Once you have some data, you are ready to interface with adata_query.
adata_query.fetch:
This is probably the most useful function in the library and relies on the two functions, below. In short, this function takes a string and returns a matrix by the string, from adata. You can do this in grouped fashion, based on pd.groupby
import adata_query
key = "X_pca" # stored in adata.obsm
data = adata_query.fetch(adata = adata, key = "X_pca")
import adata_query
key = "X_pca" # stored in adata.obsm
groupby = "cluster" # cell annotation in adata.obs
data = adata_query.fetch(
adata = adata,
key = key,
groupby = groupby,
)
In this example, the returned data is now of type: List.
adata_query.format_data
These functions seem trivial, but they become useful for adding flexibility into more complex workflows.
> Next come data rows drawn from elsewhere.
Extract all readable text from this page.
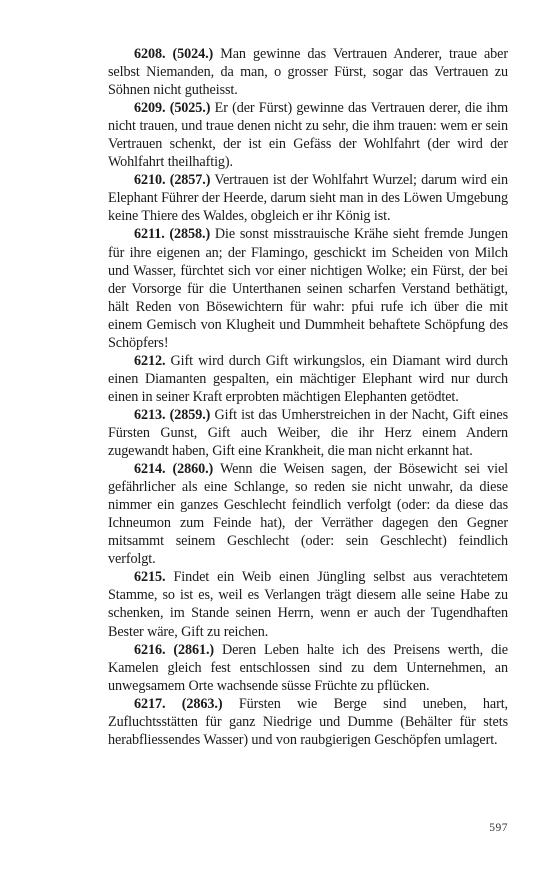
6208. (5024.) Man gewinne das Vertrauen Anderer, traue aber selbst Niemanden, da man, o grosser Fürst, sogar das Vertrauen zu Söhnen nicht gutheisst.

6209. (5025.) Er (der Fürst) gewinne das Vertrauen derer, die ihm nicht trauen, und traue denen nicht zu sehr, die ihm trauen: wem er sein Vertrauen schenkt, der ist ein Gefäss der Wohlfahrt (der wird der Wohlfahrt theilhaftig).

6210. (2857.) Vertrauen ist der Wohlfahrt Wurzel; darum wird ein Elephant Führer der Heerde, darum sieht man in des Löwen Umgebung keine Thiere des Waldes, obgleich er ihr König ist.

6211. (2858.) Die sonst misstrauische Krähe sieht fremde Jungen für ihre eigenen an; der Flamingo, geschickt im Scheiden von Milch und Wasser, fürchtet sich vor einer nichtigen Wolke; ein Fürst, der bei der Vorsorge für die Unterthanen seinen scharfen Verstand bethätigt, hält Reden von Bösewichtern für wahr: pfui rufe ich über die mit einem Gemisch von Klugheit und Dummheit behaftete Schöpfung des Schöpfers!

6212. Gift wird durch Gift wirkungslos, ein Diamant wird durch einen Diamanten gespalten, ein mächtiger Elephant wird nur durch einen in seiner Kraft erprobten mächtigen Elephanten getödtet.

6213. (2859.) Gift ist das Umherstreichen in der Nacht, Gift eines Fürsten Gunst, Gift auch Weiber, die ihr Herz einem Andern zugewandt haben, Gift eine Krankheit, die man nicht erkannt hat.

6214. (2860.) Wenn die Weisen sagen, der Bösewicht sei viel gefährlicher als eine Schlange, so reden sie nicht unwahr, da diese nimmer ein ganzes Geschlecht feindlich verfolgt (oder: da diese das Ichneumon zum Feinde hat), der Verräther dagegen den Gegner mitsammt seinem Geschlecht (oder: sein Geschlecht) feindlich verfolgt.

6215. Findet ein Weib einen Jüngling selbst aus verachtetem Stamme, so ist es, weil es Verlangen trägt diesem alle seine Habe zu schenken, im Stande seinen Herrn, wenn er auch der Tugendhaften Bester wäre, Gift zu reichen.

6216. (2861.) Deren Leben halte ich des Preisens werth, die Kamelen gleich fest entschlossen sind zu dem Unternehmen, an unwegsamem Orte wachsende süsse Früchte zu pflücken.

6217. (2863.) Fürsten wie Berge sind uneben, hart, Zufluchtsstätten für ganz Niedrige und Dumme (Behälter für stets herabfliessendes Wasser) und von raubgierigen Geschöpfen umlagert.

597
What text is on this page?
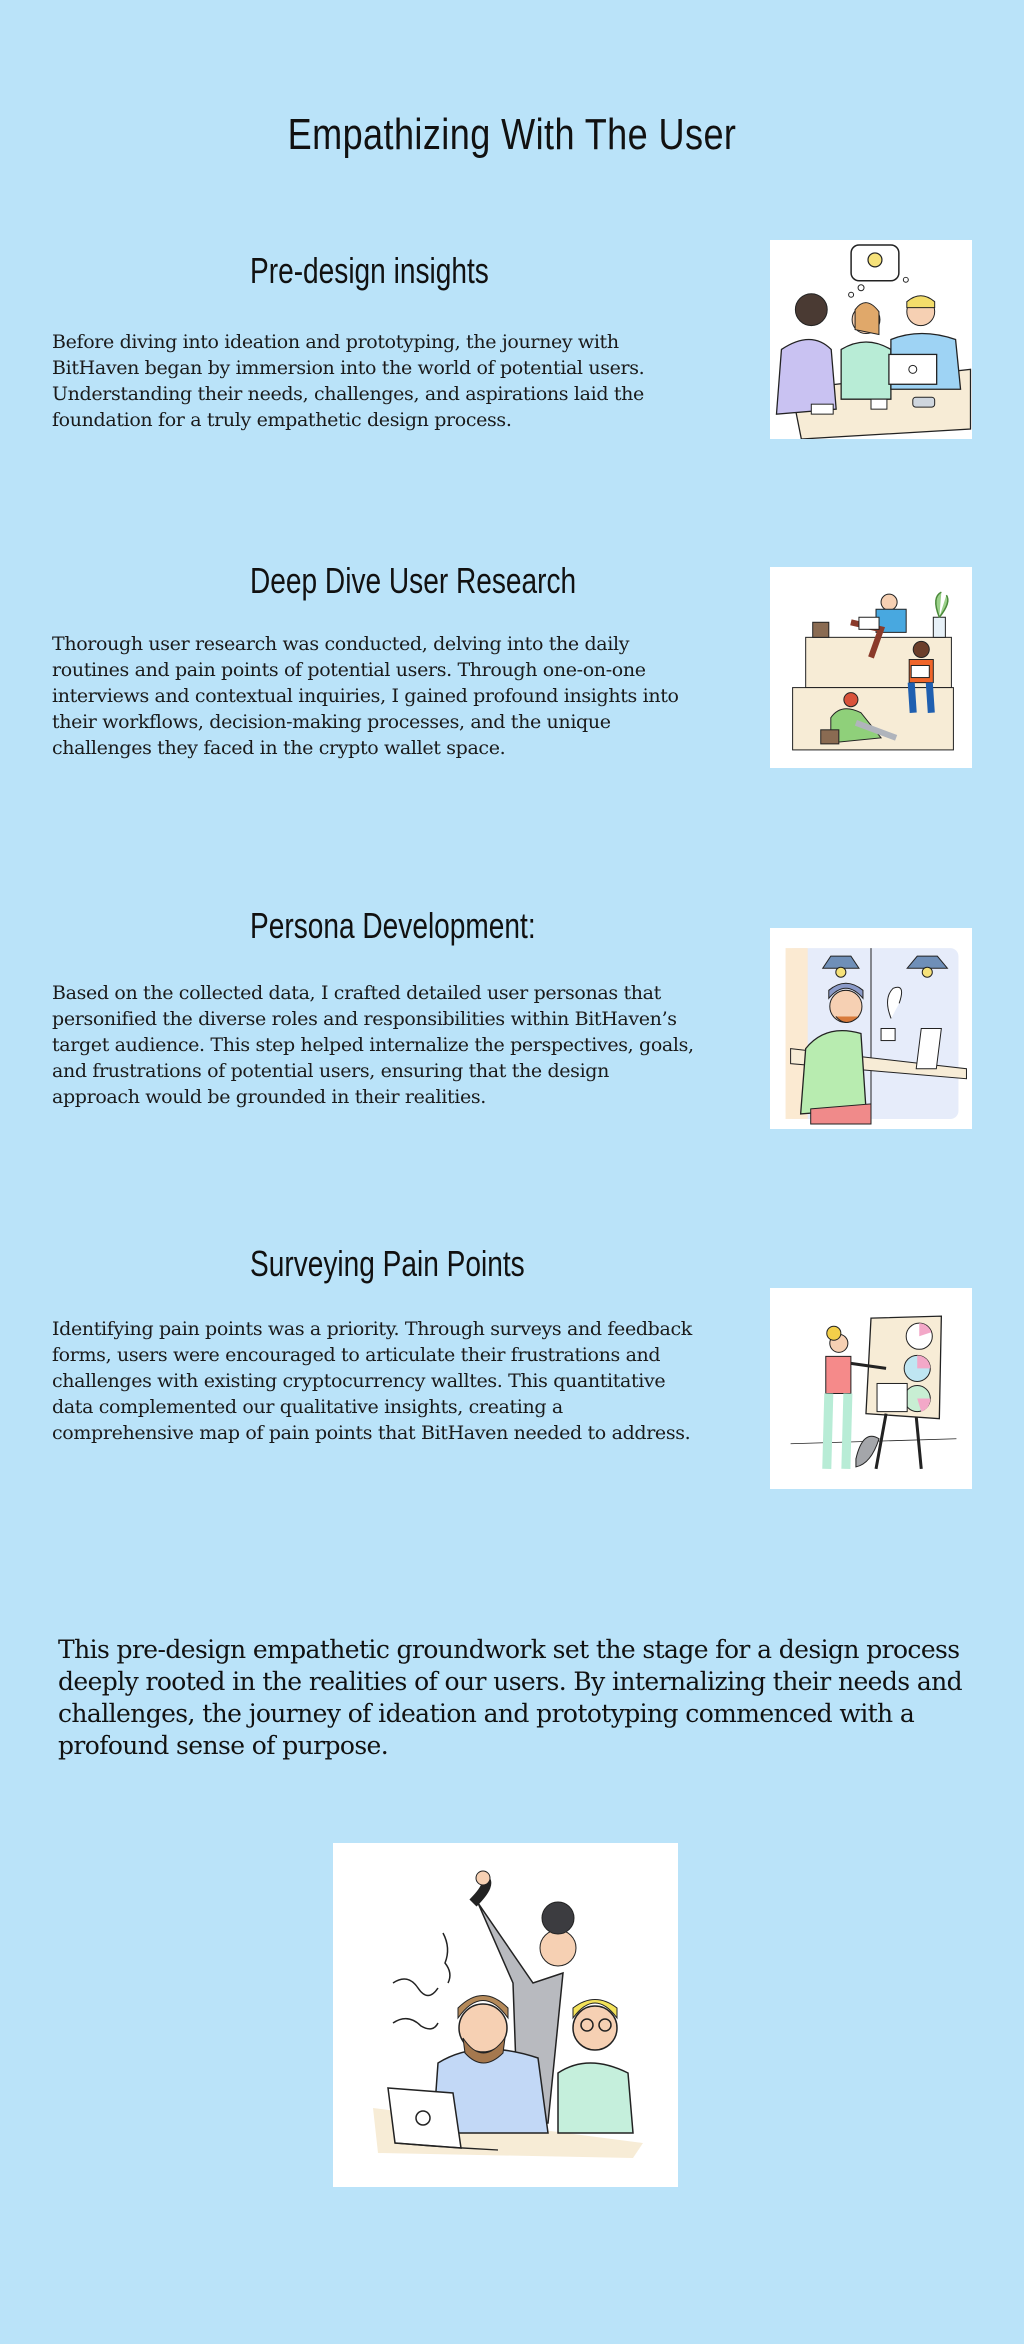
Empathizing With The User
Pre-design insights

Before diving into ideation and prototyping, the journey with BitHaven began by immersion into the world of potential users. Understanding their needs, challenges, and aspirations laid the foundation for a truly empathetic design process.

Deep Dive User Research

Thorough user research was conducted, delving into the daily routines and pain points of potential users. Through one-on-one interviews and contextual inquiries, I gained profound insights into their workflows, decision-making processes, and the unique challenges they faced in the crypto wallet space.

Persona Development:

Based on the collected data, I crafted detailed user personas that personified the diverse roles and responsibilities within BitHaven’s target audience. This step helped internalize the perspectives, goals, and frustrations of potential users, ensuring that the design approach would be grounded in their realities.

Surveying Pain Points

Identifying pain points was a priority. Through surveys and feedback forms, users were encouraged to articulate their frustrations and challenges with existing cryptocurrency walltes. This quantitative data complemented our qualitative insights, creating a comprehensive map of pain points that BitHaven needed to address.

This pre-design empathetic groundwork set the stage for a design process deeply rooted in the realities of our users. By internalizing their needs and challenges, the journey of ideation and prototyping commenced with a profound sense of purpose.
For some data stored as np.ndarray.
import adata_query
data = adata_query.format(data) # returns np.ndarray
For some data stored as np.ndarray.
import adata_query
data = adata_query.format(data, torch = True, device = "cpu") # torch.Tensor on cpu
For some data stored as np.ndarray.
import adata_query
data = adata_query.format(data, torch = True) # torch.Tensor on gpu, if available
# torch.Tensor can also be explicitly declared to a specific device
data = adata_query.format(data, torch = True, device = "cuda:0")
# Apple Silicon also works and will be automatically detected
data = adata_query.format(data, torch = True, device = "mps:0")
adata_query.locate
I don't anticipate this function to be widely used beyond its implementation in adata_query.fetch.